Heres the latest I’m still looking for some subjects to make a video to go with it.
This was a really fun concept to work with. I first learned about this competition when I saw Mantis Evars’ (the founder of Indaba) Facebook post about working with Barry Manilow. I am currently working on a full length hip hop cross over album, commercial production for radio, writing and arranging for my band The Brewing Co. as well as handling my weekly walk in clients needs. I am so glad that Barry decided to put together such a comprehensive pack of stems to work from.
I’ve never really explained how this works for those who aren’t musicians or producers. If you have listened to the radio than you have experienced listing to a song and wishing it was just a little different. About 17 years ago I started experimenting with digital audio. Fruity loops and a couple of Roland drum machines did the trick for making house and electro disco stuff but at the time the tools were simply not ready to create the kind of music i really wanted to listen to. Electronic Music or EDM sounded pretty similar across the board without much variation. It was all great to dance to but you could walk into skills and become a dj and start playing parties by your 4th or 5th visit. I buddy of mine actually did it and went by the name “DJ Trainwreck” for a good 10 years. Can you believe that? So back to the topic at hand. When i download the stem pack ill import it into ProTools at the correct tempo (usually specified by the original artist).

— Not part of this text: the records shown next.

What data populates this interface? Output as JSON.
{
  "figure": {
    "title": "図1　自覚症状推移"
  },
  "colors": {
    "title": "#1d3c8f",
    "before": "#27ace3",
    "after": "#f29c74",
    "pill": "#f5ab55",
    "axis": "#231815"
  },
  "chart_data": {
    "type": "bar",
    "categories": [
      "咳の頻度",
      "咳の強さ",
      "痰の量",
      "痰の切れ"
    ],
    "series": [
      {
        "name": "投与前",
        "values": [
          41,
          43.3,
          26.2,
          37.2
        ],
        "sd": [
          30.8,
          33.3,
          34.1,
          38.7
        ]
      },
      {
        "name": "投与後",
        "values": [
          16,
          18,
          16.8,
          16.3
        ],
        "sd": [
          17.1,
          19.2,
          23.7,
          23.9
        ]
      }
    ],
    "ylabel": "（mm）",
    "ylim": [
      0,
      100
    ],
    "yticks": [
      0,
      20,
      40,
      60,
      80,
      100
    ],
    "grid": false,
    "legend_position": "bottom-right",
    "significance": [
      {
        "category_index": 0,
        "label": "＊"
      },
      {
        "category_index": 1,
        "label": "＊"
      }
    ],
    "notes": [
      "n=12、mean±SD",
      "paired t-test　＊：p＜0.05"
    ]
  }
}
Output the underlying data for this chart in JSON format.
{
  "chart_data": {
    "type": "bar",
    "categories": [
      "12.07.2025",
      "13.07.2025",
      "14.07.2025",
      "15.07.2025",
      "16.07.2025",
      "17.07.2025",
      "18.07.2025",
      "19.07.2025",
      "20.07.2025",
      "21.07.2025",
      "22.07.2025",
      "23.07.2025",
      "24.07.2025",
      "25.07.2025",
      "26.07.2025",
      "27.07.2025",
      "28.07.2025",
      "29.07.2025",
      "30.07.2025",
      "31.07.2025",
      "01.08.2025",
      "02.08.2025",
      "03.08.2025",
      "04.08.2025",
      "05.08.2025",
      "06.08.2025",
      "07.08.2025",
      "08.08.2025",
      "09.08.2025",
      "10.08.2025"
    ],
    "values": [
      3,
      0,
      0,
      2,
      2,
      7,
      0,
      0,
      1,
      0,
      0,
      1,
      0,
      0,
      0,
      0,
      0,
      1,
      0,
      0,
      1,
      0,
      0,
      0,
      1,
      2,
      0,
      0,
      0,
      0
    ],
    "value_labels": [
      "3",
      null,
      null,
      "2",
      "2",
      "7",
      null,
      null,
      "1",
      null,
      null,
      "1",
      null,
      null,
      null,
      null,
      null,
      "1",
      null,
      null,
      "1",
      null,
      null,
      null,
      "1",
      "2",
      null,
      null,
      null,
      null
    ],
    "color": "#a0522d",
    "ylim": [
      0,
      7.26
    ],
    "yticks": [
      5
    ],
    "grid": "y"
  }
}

Once the .wav audio files are imported into the main playlist and on the timeline usually I have to adjust the song start so that the tune plays back both at the correct tempo and that the grid lines up correctly to beats and bars. Simply dragging the song start marker (red diamond) with all the tracks in sample mode will get the trick done nicely. Next I have to create the tracks needed to start workin with the session. (1) Master Fader, (3) Aux Bus (to hold reverbs and FX), and a few instrument tracks are my usual starting point. Now I hear the song for the first time usually. Yup unity mix of the stems is usually the first time I hear the song. I really like to keep an open mind and not get locked into a specific style before i start composing.
Now everything is all set to be bent to my will. I can usually get away with about 20Bpm of tempo change without a song starting to sound really squirly. When I stretch or compress time more than that artifacts start to appear that are very difficult to disguise with effects and treatment. With this much room to slow down or speed up a song i can really put it into a whole new scope. I switch all the tracks into tick mode and turn on elastic audio for each track. now when i change the tempo on the tempo ruler the audio will be stretched or compressed to match the songs new tempo. I almost always play the track back without the drums, usually hiding and making that stem inactive and never looking back (not sure why stem packs almost always come with shitty drums).
Reason is my go to drum VST. I use it as a rewired plug in with PT as my host program. Dr Octo rex hosts both sample packs that i have purchased and sample packs i have created from sessions i have recorded in the past. If you drummed for me work for hire for anything, there’s a good chance that drum track is going to get recycled at some point in its life and reborn into a whole new track. The drums on this track are 8 loops from reasons default acoustic dub pack. Got to love it when stock drums aint bad. A little verb, eq and compression and i was pretty happy with the drums.
After going threw what may seem like an infinite number of drum feels and deciding on one its time to check out the bass and the changes (in jazz speak changes are the chords that are either inferred or spelled out by the rhythm section in a song) In only one case have I ever kept the bass track to a remix I have been working on. Credit to Nesta Rey and her band for some great production on that one, but usually bass stems are about as useful as drum stems. They aren’t.
Trillian is my favorite bass VST. It has most of the classic sounds i grew up listening to while my dad was spinning records at KBLX in the 80’s and 90’s. My piano skills are limited so I do my best outlining an idea with the bass line. on two occasions i have needed help and my good friend and amazing musician Casey Cameron comes over and steers me back into the right direction. He is also responsible for most of the piano playing you will hear in my remix’s. The bass and drums will 99% of the time set the groove for the remix.
Once that groove is set all that is left is to fatten things up and edit the vocals/ melody so that the groove is maintained. This is the bit thats more art than science. I’m sure my neighbors hate it but its repetitive listening and simply cutting and pasting things from ware they are to ware my ears tell me they should be. Some times its by no more than 100 samples (at 48khz you do the math). Hand percussion will go a long way to add life to a rigid lifeless remix. I always try to play threw the whole song when recording hand instroment parts. The variations and imperfections are just more believable than a loop.
After all that i set a time limit for myself for mixing the track. Because these remix’s have never payed $$$ I have to be careful not to spend the project time that folks who are paying me $$$ on remix’s that don’t. That would just be in bad form.
I hope you enjoy the fruits of my labors.